One of the fundamental concepts in percentage calculation involves using the percentage formula. This formula is a helpful tool in mathematics to determine what fraction or portion a part is of a whole, expressed as a percent. The percentage formula is:\[ \text{Percentage} = \left( \frac{\text{Part}}{\text{Whole}} \right) \times 100 \]This formula allows us to calculate the portion of the whole that the part represents, and then multiply by 100 to convert this fraction into a percentage. It's commonly used in various fields such as finance, statistics, and even in everyday calculations. To apply this formula effectively, ensure you clearly identify the 'part' and 'whole' from the context of the problem.

To calculate percentages accurately, understanding the part-whole relationship is crucial. This relationship involves identifying how much of a 'whole' a 'part' constitutes. In the exercise given, 100 is considered the 'part', while 750 is the 'whole'. When pondering the part-whole relationship, consider it this way:

• The 'whole' is the total amount or 100%, in this case 750.
• The 'part' is a section or proportion of this whole, namely, 100 in this exercise.

By mastering this concept, you'll be able to apply it in various problems where it’s necessary to ascertain the proportion of a whole that a part represents, expressed as a percentage.

Breaking down a problem into manageable steps provides clarity and helps avoid confusion, especially when dealing with percentage calculations. Here’s a quick overview of how the step-by-step solution helps in understanding the exercise:

• Step 1: Know the Problem
  Determine which numbers represent the part and the whole.

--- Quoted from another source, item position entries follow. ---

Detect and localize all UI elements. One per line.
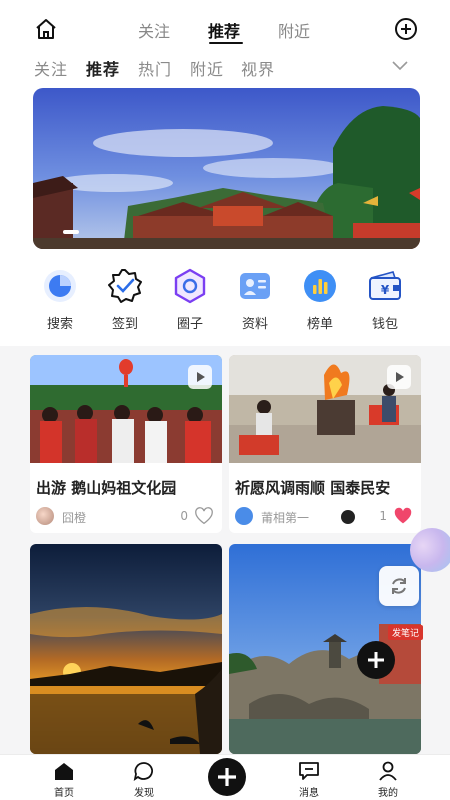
quick-checkin[interactable]: 签到	[97, 268, 153, 332]
discover-chat-icon	[133, 762, 153, 781]
subtab-recommended[interactable]: 推荐	[86, 56, 120, 80]
quick-profile[interactable]: 资料	[227, 268, 283, 332]
search-pie-icon	[44, 270, 76, 302]
publish-plus-icon	[218, 768, 236, 786]
quick-profile-label: 资料	[241, 317, 268, 332]
quick-circle-label: 圈子	[176, 317, 203, 332]
video-play-icon	[188, 365, 212, 389]
quick-checkin-label: 签到	[111, 317, 138, 332]
sub-tab-bar: 关注 推荐 热门 附近 视界	[0, 48, 450, 86]
top-tab-recommended[interactable]: 推荐	[208, 18, 240, 42]
profile-card-icon	[240, 273, 270, 299]
author-avatar[interactable]	[36, 507, 54, 525]
feed-card-2-author[interactable]: 莆相第一	[261, 509, 309, 526]
quick-circle[interactable]: 圈子	[162, 268, 218, 332]
subtab-nearby[interactable]: 附近	[190, 56, 224, 80]
nav-messages[interactable]: 消息	[284, 761, 334, 799]
quick-menu: 搜索 签到 圈子 资料 榜单 ¥ 钱包	[0, 268, 450, 340]
message-icon	[299, 762, 319, 780]
banner-carousel[interactable]	[33, 88, 420, 249]
circle-hexagon-icon	[174, 268, 206, 304]
top-tab-following[interactable]: 关注	[138, 18, 170, 42]
refresh-icon	[392, 578, 406, 594]
nav-messages-label: 消息	[299, 788, 319, 799]
wallet-icon: ¥	[369, 271, 401, 300]
quick-wallet-label: 钱包	[371, 317, 398, 332]
nav-home[interactable]: 首页	[39, 761, 89, 799]
nav-discover-label: 发现	[134, 788, 154, 799]
ranking-chart-icon	[304, 270, 336, 302]
top-tab-nearby[interactable]: 附近	[278, 18, 310, 42]
feed-card-1-image	[30, 355, 222, 463]
refresh-button[interactable]	[379, 566, 419, 606]
author-badge-icon	[341, 510, 355, 524]
feed-card-3[interactable]	[30, 544, 222, 754]
publish-button[interactable]	[208, 758, 246, 796]
heart-outline-icon[interactable]	[194, 507, 214, 525]
nav-me-label: 我的	[378, 788, 398, 799]
carousel-indicator	[63, 230, 79, 234]
feed-card-3-image	[30, 544, 222, 754]
active-tab-indicator	[209, 42, 243, 44]
feed-card-2-image	[229, 355, 421, 463]
profile-icon	[379, 761, 397, 781]
feed-card-2-likes: 1	[379, 509, 387, 523]
plus-circle-icon[interactable]	[394, 17, 418, 41]
heart-filled-icon[interactable]	[393, 507, 413, 525]
plus-icon	[368, 652, 384, 668]
feed-card-1[interactable]: 出游 鹅山妈祖文化园 囧橙 0	[30, 355, 222, 533]
nav-me[interactable]: 我的	[363, 761, 413, 799]
nav-home-label: 首页	[54, 788, 74, 799]
feed-card-1-author[interactable]: 囧橙	[62, 509, 86, 526]
chevron-down-icon[interactable]	[391, 58, 409, 72]
home-filled-icon	[55, 763, 73, 780]
quick-wallet[interactable]: ¥ 钱包	[357, 268, 413, 332]
subtab-hot[interactable]: 热门	[138, 56, 172, 80]
nav-discover[interactable]: 发现	[119, 761, 169, 799]
floating-add-button[interactable]	[357, 641, 395, 679]
subtab-following[interactable]: 关注	[34, 56, 68, 80]
video-play-icon	[387, 365, 411, 389]
subtab-horizon[interactable]: 视界	[241, 56, 275, 80]
banner-temple-image	[33, 88, 420, 249]
author-avatar[interactable]	[235, 507, 253, 525]
quick-search-label: 搜索	[46, 317, 73, 332]
quick-ranking[interactable]: 榜单	[292, 268, 348, 332]
feed-card-1-title: 出游 鹅山妈祖文化园	[36, 479, 177, 497]
feed-card-1-likes: 0	[180, 509, 188, 523]
quick-search[interactable]: 搜索	[32, 268, 88, 332]
top-bar: 关注 推荐 附近	[0, 0, 450, 48]
feed-card-2-title: 祈愿风调雨顺 国泰民安	[235, 479, 391, 497]
quick-ranking-label: 榜单	[306, 317, 333, 332]
post-note-tag[interactable]: 发笔记	[388, 625, 424, 640]
svg-text:¥: ¥	[381, 283, 390, 297]
feed-card-2[interactable]: 祈愿风调雨顺 国泰民安 莆相第一 1	[229, 355, 421, 533]
checkin-badge-icon	[108, 269, 142, 303]
home-icon[interactable]	[34, 17, 58, 41]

In our exercise, we've identified 100 as the part and 750 as the whole.
• Step 2: Apply the Formula
  Using the percentage formula, you substitute the values to set up your equation.
• Step 3: Calculate the Fraction
  Divide the part by the whole, \( \frac{100}{750} \), to find the fraction of the total.
• Step 4: Convert into a Percentage
  Multiply the result by 100 to change the decimal to a percentage. Keep computation results clear and precise.

By systematically following these steps, one can solve percentage problems efficiently, simplifying the process with organized calculations.